Long passes from the back are also a key part of Arteta’s philosophy. The whole point of playing out from the back is to invite teams to squeeze up the pitch and press. Having a goalkeeper that can drop the ball over their heads when they do so is pretty useful. It’s why Manchester City bought the foremost exponent of the art in Ederson.

It seems that Ramsdale gets more emphasis and more distance on his long kicks than Leno, who elects to put lots of backspin and loft on his long passes, which means the ball travels more slowly and takes longer to collect. It’s a small sample size, admittedly, but look at the difference in distance between Ramsdale’s distribution against Norwich and Leno’s against Brentford.

Longer passes put greater stress on defences so even if they are not completed, they open up avenues for counter pressing the opposition high up the pitch. It’s really an updated version of the “playing the percentages” theory espoused by coaches with a preference for long-balls and competing for second balls and knockdowns, which, though not to everyone’s taste, is an effective way of playing (as Arsenal found to their cost many times through recent years).

Gabriel is not famed for his distribution from centre-half, particularly. The way I look at the partnership between him and White is that Gabriel will very much be the bad cop, dirty shorts defender, with Ben White as the ball-player. However, again, look at the difference between Gabriel’s distribution against Norwich compared to Pablo Mari’s against Brentford.

Gabriel passed into central zones far more often. Granted, this was partially due to the presence of Martin Odegaard and the absence of Granit Xhaka who sits in that left half-space and therefore impacts the distribution pattern of the left centre-half. Odegaard is crucial to Arsenal’s need for centrality, even though he drifts to the right half-space, when he does, he usually looks to come in-field and it balances off Arsenal’s tendency towards using Tierney on the left.

At this stage of his development, I prefer Smith Rowe in the left wide-forward position.

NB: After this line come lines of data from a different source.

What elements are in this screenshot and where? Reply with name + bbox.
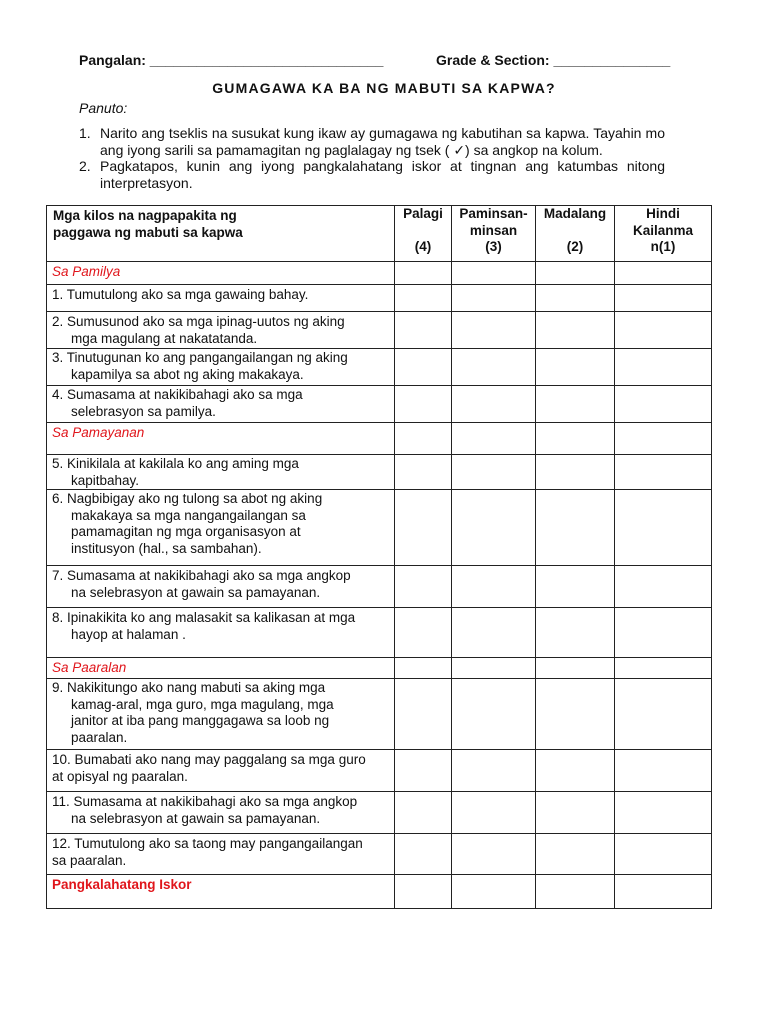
item-text: pamamagitan ng mga organisasyon at [71,524,301,539]
check-cell[interactable] [395,658,452,679]
instruction-number: 1. [79,125,91,141]
check-cell[interactable] [452,566,536,608]
check-cell[interactable] [395,262,452,285]
check-cell[interactable] [452,386,536,423]
check-cell[interactable] [615,349,712,386]
check-cell[interactable] [452,349,536,386]
check-cell[interactable] [395,792,452,834]
grade-section-field-label: Grade & Section: _______________ [436,52,671,68]
item-text: 6. Nagbibigay ako ng tulong sa abot ng aking [52,491,323,506]
check-cell[interactable] [395,566,452,608]
table-row [47,750,712,792]
item-text: 3. Tinutugunan ko ang pangangailangan ng aking [52,350,348,365]
check-cell[interactable] [536,386,615,423]
check-cell[interactable] [395,608,452,658]
table-row [47,312,712,349]
header-hindi-kailanman: Hindi Kailanma n(1) [615,206,712,262]
total-cell[interactable] [536,875,615,909]
check-cell[interactable] [615,608,712,658]
header-paminsan-minsan: Paminsan- minsan (3) [452,206,536,262]
check-cell[interactable] [615,750,712,792]
check-cell[interactable] [452,679,536,750]
check-cell[interactable] [452,658,536,679]
check-cell[interactable] [615,679,712,750]
check-cell[interactable] [452,455,536,490]
check-cell[interactable] [615,285,712,312]
check-cell[interactable] [615,566,712,608]
check-cell[interactable] [615,792,712,834]
check-cell[interactable] [536,566,615,608]
item-text: 10. Bumabati ako nang may paggalang sa mga guro [52,752,366,767]
section-row [47,658,712,679]
item-text: kamag-aral, mga guro, mga magulang, mga [71,696,334,712]
instructions-heading: Panuto: [79,100,128,116]
item-text: makakaya sa mga nangangailangan sa [71,507,306,523]
check-cell[interactable] [452,285,536,312]
check-cell[interactable] [615,262,712,285]
table-row [47,349,712,386]
check-cell[interactable] [395,834,452,875]
check-cell[interactable] [536,658,615,679]
check-cell[interactable] [395,285,452,312]
item-text: 11. Sumasama at nakikibahagi ako sa mga angkop [52,794,358,809]
check-cell[interactable] [536,312,615,349]
check-cell[interactable] [452,312,536,349]
item-text: janitor at iba pang manggagawa sa loob ng [71,713,330,728]
check-cell[interactable] [452,423,536,455]
item-text: na selebrasyon at gawain sa pamayanan. [71,584,321,600]
instruction-item [79,158,665,191]
check-cell[interactable] [452,750,536,792]
item-text: na selebrasyon at gawain sa pamayanan. [71,810,321,826]
table-row [47,490,712,566]
check-cell[interactable] [452,490,536,566]
check-cell[interactable] [615,423,712,455]
table-row [47,566,712,608]
check-cell[interactable] [536,750,615,792]
check-cell[interactable] [452,834,536,875]
item-text: 12. Tumutulong ako sa taong may pangangailangan [52,836,363,851]
check-cell[interactable] [615,455,712,490]
check-cell[interactable] [395,679,452,750]
table-row [47,285,712,312]
check-cell[interactable] [452,608,536,658]
check-cell[interactable] [615,312,712,349]
item-text: institusyon (hal., sa sambahan). [71,540,262,556]
item-text: kapitbahay. [71,472,140,488]
check-cell[interactable] [395,750,452,792]
check-cell[interactable] [395,349,452,386]
item-text: 8. Ipinakikita ko ang malasakit sa kalikasan at mga [52,610,356,625]
check-cell[interactable] [395,490,452,566]
table-row [47,834,712,875]
item-text: 9. Nakikitungo ako nang mabuti sa aking mga [52,680,326,695]
table-row [47,608,712,658]
item-text: 7. Sumasama at nakikibahagi ako sa mga angkop [52,568,351,583]
section-label-pamilya: Sa Pamilya [52,264,121,279]
item-text: sa paaralan. [52,852,127,868]
item-text: paaralan. [71,729,128,745]
item-text: selebrasyon sa pamilya. [71,403,216,419]
check-cell[interactable] [395,423,452,455]
item-text: mga magulang at nakatatanda. [71,330,258,346]
check-cell[interactable] [536,349,615,386]
check-cell[interactable] [615,386,712,423]
item-text: 4. Sumasama at nakikibahagi ako sa mga [52,387,303,402]
check-cell[interactable] [536,423,615,455]
section-row [47,262,712,285]
instruction-number: 2. [79,158,91,174]
check-cell[interactable] [615,490,712,566]
check-cell[interactable] [536,490,615,566]
page-title: GUMAGAWA KA BA NG MABUTI SA KAPWA? [212,80,556,96]
check-cell[interactable] [536,679,615,750]
item-text: 5. Kinikilala at kakilala ko ang aming mga [52,456,299,471]
check-cell[interactable] [536,455,615,490]
total-score-label: Pangkalahatang Iskor [52,877,192,892]
name-field-label: Pangalan: ______________________________ [79,52,384,68]
table-row [47,679,712,750]
item-text: 1. Tumutulong ako sa mga gawaing bahay. [52,287,309,302]
check-cell[interactable] [536,834,615,875]
check-cell[interactable] [536,792,615,834]
section-label-pamayanan: Sa Pamayanan [52,425,145,440]
header-palagi: Palagi (4) [395,206,452,262]
table-header-row [47,206,712,262]
checklist-table [46,205,712,909]
instructions-list [79,125,665,191]
total-cell[interactable] [452,875,536,909]
item-text: hayop at halaman . [71,626,186,642]
check-cell[interactable] [536,262,615,285]
check-cell[interactable] [452,262,536,285]
header-madalang: Madalang (2) [536,206,615,262]
table-row [47,792,712,834]
table-row [47,386,712,423]
check-cell[interactable] [395,455,452,490]
header-actions: Mga kilos na nagpapakita ng paggawa ng mabuti sa kapwa [47,206,395,262]
section-row [47,423,712,455]
check-cell[interactable] [615,834,712,875]
item-text: at opisyal ng paaralan. [52,768,188,784]
check-cell[interactable] [395,386,452,423]
table-row [47,455,712,490]
instruction-item [79,125,665,158]
check-cell[interactable] [615,658,712,679]
instruction-text: Narito ang tseklis na susukat kung ikaw ay gumagawa ng kabutihan sa kapwa. Tayahin mo ang iyong sarili sa pamamagitan ng paglalagay ng tsek ( ✓) sa angkop na kolum. [100,125,665,158]
check-cell[interactable] [395,312,452,349]
check-cell[interactable] [536,608,615,658]
section-label-paaralan: Sa Paaralan [52,660,127,675]
item-text: 2. Sumusunod ako sa mga ipinag-uutos ng aking [52,314,345,329]
total-row [47,875,712,909]
total-cell[interactable] [395,875,452,909]
item-text: kapamilya sa abot ng aking makakaya. [71,366,304,382]
total-cell[interactable] [615,875,712,909]
instruction-text: Pagkatapos, kunin ang iyong pangkalahatang iskor at tingnan ang katumbas nitong interpretasyon. [100,158,665,191]
check-cell[interactable] [536,285,615,312]
check-cell[interactable] [452,792,536,834]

I think he is the sort of player adept at creating wide overloads, while Odegaard has more of the natural qualities you would expect from a 10. Odegaard’s role is especially important given that Aubameyang does not relish dropping deep and joining in with the build-up. It puts extra onus on Odegaard to be present in that area and link the midfield and the forward line.

He likes to take the ball on the right and move in-field, with an overlapping run from the right-back used as a decoy. It’s worth keeping an eye on how the Norwegian’s relationship with Bukayo Saka develops. When Saka plays on the right, he too likes to receive the ball there and make knifing runs in-field. There is a fine line between getting your good players close together and combining and them getting in one another’s way.

That said, Arsenal were still missing something through the centre against Norwich until the introduction of Thomas Partey in the second half. His pass to Saka in the build-up to Aubameyang’s winner was the game breaking moment. Not only was it a sensational vertical pass but look at the position of Odegaard, attracting Norwich players towards him and opening up the passing lane.

This is exactly the kind of central move Arsenal did not have in their armoury last season or for the first three games of this season. Odegaard drawing opposition players away while Saka quietly drifts in-field from the right- this is exactly the kind of move Arsenal will need to be able to repeat throughout the season to increase their attacking capability.

The partnership between Partey and Odegaard will be critical in this respect, whether it is through combinations, Partey finding Odegaard in central spaces or Odegaard drawing defenders away so that wide players can drift in-field. In this scenario, Aubameyang’s disinclination to join build-up doesn’t matter and he is able to simply score a tap in on the goal-line at the climax of the move.

Arsenal’s prospects of a good season rely a lot on the fitness of Thomas Partey. Albert Sambi Lokonga is a promising prospect but, at this moment in time, nobody else in the Arsenal team has that pass. Ramsdale and Gabriel can add some flourishes to Arsenal’s central play, White, Partey and Odegaard really hold the keys though.